Where these data come from
Network-wide intrusion detection through statistical analysis of event logs : an interaction-centric approach

Abstract

Event logs are structured records of all kinds of activities taking place in a computer network. In particular, malicious actions taken by intruders are likely to leave a trace in the logs, making this data source useful for security monitoring and intrusion detection. However, the considerable volume of real-world event logs makes them difficult to analyze. This limitation has motivated a fair amount of research on malicious behavior detection through statistical methods. This thesis addresses some of the challenges that currently hinder the use of this approach in realistic settings. First of all, building an abstract representation of the data is nontrivial: event logs are complex and multi-faceted, making it difficult to capture all the relevant information they contain in a simple mathematical object. We take an interaction-centric approach to event log representation, motivated by the intuition that malicious events can often be seen as unexpected interactions between entities (users, hosts, etc.). While this representation preserves critical information, it also makes statistical modelling difficult.
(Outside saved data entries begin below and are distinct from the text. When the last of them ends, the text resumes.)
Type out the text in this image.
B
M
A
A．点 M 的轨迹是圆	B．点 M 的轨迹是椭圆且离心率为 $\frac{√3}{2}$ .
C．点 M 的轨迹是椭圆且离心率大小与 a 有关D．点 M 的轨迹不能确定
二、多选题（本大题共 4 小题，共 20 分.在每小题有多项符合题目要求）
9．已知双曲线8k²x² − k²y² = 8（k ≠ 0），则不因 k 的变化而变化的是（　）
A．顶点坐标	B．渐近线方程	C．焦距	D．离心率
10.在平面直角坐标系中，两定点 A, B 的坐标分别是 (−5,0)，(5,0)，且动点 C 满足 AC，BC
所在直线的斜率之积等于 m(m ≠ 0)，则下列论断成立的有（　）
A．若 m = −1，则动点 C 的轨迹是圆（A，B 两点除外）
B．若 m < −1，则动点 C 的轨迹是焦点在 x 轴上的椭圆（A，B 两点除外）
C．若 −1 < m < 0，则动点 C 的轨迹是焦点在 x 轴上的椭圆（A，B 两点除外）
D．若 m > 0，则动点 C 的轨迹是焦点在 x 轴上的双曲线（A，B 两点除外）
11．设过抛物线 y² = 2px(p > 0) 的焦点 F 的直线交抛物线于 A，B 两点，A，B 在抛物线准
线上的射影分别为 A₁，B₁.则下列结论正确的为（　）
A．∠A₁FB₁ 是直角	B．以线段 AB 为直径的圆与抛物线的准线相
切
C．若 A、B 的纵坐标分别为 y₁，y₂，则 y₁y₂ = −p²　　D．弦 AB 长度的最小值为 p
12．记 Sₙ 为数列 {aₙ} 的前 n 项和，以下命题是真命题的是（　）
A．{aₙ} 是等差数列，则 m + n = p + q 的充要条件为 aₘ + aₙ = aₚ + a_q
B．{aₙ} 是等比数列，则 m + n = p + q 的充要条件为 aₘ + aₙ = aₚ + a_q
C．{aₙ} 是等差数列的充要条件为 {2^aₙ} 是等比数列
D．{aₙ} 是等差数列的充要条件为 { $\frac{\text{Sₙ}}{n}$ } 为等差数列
We thus build an ad hoc model and design a suitable inference procedure, using elements of latent space modelling, Bayesian filtering and multi-task learning.Another key challenge in event log analysis is that benign events account for a vast majority of the data, including a lot of unusual albeit legitimate events. Detecting individually anomalous events is thus not enough, and we also deal with spotting clusters of potentially malicious events. To that end, we leverage the concept of event graph and recast event-wise anomaly scores as a noisy graph-structured signal. This allows us to use graph signal processing tools to improve anomaly scores provided by statistical models.Finally, we propose scalable methods for anomalous cluster detection in node-valued signals defined over large graphs.